Allison Tussey —  November 25, 2013 — Leave a comment

Linda Yarleque, 44, and her husband, Fabio Moreno Vargas, 46, Westwood, New Jersey, were both convicted of one count each of bank fraud and conspiracy to commit wire fraud.

The defendants were convicted following a one-week trial before U.S. District Judge William H. Walls in Newark federal court. The jury deliberated two hours before returning the guilty verdicts.

According to documents filed in this case and the evidence at trial:

Yarleque and Moreno obtained 10 fraudulent loans over a period of three years. They falsified their employment and income, failed to disclose their debts and other properties that they owned, and lied about where they lived. They fraudulently obtained a total of $3.4 million in mortgages this way and personally pocketed approximately $269,000, through “cash out” refinancings that they directed to their own bank accounts. They then spent that money on vacations, cars, and to buy more properties.

The defendants made up a phony business where Moreno was supposedly employed (My Limousine). They then obtained a phone line in the name of My Limousine and had it forwarded to their personal cell phones.
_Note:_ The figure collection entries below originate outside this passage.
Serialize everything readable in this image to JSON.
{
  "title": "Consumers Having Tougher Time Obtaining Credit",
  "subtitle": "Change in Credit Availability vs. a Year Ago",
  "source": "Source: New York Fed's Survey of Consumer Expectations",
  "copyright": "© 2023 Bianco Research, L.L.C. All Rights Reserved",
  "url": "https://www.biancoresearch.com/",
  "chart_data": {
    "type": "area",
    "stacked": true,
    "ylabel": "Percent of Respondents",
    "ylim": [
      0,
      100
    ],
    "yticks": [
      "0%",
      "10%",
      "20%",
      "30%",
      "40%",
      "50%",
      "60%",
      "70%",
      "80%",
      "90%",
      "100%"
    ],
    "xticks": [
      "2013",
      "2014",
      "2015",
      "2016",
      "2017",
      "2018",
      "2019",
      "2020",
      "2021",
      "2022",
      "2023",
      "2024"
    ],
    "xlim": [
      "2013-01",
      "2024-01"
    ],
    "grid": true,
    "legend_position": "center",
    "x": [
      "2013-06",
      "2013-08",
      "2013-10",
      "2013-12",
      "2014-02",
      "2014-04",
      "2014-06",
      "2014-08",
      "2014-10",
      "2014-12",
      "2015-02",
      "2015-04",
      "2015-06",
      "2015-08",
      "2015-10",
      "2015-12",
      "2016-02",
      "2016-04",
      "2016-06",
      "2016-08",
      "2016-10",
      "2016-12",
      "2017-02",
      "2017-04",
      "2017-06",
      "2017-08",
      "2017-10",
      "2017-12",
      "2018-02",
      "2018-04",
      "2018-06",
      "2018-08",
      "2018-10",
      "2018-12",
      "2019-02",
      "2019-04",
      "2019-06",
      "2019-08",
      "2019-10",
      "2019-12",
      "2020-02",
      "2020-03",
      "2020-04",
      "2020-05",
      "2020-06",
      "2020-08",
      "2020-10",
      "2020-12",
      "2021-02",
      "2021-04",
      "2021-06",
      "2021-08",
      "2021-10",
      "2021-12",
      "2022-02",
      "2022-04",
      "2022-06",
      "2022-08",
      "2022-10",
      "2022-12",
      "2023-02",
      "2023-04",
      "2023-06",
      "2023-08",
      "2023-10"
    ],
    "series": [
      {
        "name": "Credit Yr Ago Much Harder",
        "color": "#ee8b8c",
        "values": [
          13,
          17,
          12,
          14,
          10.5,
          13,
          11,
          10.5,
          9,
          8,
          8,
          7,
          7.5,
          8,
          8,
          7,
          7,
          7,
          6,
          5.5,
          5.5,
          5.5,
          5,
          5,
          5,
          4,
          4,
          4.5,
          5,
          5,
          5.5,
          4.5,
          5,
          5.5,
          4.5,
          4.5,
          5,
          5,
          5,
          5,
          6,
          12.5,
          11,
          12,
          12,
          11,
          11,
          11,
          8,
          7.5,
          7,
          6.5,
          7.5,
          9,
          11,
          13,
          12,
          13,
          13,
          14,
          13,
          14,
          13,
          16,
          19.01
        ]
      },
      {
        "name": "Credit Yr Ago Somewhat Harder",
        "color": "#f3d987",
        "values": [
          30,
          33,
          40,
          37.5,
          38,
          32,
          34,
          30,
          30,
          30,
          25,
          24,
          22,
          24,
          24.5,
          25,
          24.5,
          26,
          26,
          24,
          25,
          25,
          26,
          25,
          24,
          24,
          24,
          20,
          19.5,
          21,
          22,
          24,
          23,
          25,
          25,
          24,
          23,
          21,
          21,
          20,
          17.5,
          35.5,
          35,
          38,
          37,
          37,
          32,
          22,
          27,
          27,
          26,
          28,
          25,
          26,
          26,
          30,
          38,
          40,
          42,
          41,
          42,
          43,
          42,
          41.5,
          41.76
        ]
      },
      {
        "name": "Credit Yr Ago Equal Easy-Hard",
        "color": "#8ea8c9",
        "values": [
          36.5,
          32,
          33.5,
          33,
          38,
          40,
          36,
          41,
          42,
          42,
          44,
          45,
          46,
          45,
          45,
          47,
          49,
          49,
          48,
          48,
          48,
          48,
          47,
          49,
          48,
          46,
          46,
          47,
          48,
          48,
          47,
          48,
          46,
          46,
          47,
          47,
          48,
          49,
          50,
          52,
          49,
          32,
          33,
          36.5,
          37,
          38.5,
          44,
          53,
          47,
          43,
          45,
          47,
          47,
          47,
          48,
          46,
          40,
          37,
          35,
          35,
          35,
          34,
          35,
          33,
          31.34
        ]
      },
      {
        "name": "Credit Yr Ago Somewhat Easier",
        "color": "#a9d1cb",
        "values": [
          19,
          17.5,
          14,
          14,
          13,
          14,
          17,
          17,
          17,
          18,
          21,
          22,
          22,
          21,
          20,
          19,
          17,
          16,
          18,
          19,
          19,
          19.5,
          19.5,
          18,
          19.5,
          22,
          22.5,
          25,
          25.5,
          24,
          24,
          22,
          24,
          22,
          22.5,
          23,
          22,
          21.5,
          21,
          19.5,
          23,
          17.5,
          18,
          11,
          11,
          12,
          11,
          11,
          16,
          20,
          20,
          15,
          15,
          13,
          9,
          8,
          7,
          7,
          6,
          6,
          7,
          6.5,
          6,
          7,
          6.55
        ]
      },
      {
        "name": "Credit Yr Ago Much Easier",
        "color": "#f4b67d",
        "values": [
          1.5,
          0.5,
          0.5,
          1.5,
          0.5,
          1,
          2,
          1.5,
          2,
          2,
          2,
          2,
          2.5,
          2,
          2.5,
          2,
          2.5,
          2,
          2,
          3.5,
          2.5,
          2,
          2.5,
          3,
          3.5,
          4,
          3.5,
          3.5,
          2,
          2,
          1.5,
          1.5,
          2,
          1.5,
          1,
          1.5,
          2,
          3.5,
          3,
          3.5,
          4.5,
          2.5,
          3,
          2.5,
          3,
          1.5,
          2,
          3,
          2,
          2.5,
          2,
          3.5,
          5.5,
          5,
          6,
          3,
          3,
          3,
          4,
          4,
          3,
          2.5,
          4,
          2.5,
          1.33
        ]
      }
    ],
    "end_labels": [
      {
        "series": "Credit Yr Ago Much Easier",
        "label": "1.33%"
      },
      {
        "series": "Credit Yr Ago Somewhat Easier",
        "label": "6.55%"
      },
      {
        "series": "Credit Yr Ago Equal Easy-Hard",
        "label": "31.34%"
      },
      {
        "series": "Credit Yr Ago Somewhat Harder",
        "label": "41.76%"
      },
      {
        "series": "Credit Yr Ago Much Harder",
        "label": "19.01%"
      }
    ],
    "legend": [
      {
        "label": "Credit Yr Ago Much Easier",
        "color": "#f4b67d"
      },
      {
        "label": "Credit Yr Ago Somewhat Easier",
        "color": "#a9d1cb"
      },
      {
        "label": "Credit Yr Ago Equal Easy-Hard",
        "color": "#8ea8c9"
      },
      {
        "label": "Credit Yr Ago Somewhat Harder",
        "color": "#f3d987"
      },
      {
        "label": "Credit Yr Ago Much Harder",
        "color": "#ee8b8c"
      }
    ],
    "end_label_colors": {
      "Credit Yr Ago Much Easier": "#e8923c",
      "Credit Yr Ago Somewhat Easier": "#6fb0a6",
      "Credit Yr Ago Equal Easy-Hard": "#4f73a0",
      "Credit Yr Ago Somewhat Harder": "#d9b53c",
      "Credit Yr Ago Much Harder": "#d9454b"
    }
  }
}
When mortgage lenders called to verify Moreno’s employment, the defendants lied, posing as fictitious employees, using names such as “Janet Alvarez” and “Casandra Sterling.”

Each count upon which the defendants were convicted is punishable by a maximum potential penalty of 30 years in prison and a $1 million fine. Sentencing is scheduled for March 11, 2014.U.S. Attorney Paul J. Fishman announced the convictions.

U.S. Attorney Fishman credited special agents of the FBI, under the direction of Special Agent in Charge Aaron T. Ford in Newark, with the investigation leading to today’s convictions. He also thanked IRS-Criminal Investigation for its role in the case.

The government is represented by Assistant U.S. Attorney J. Jamari Buxton of the general crimes unit and Rachael A. Honig, counsel to the U.S. Attorney.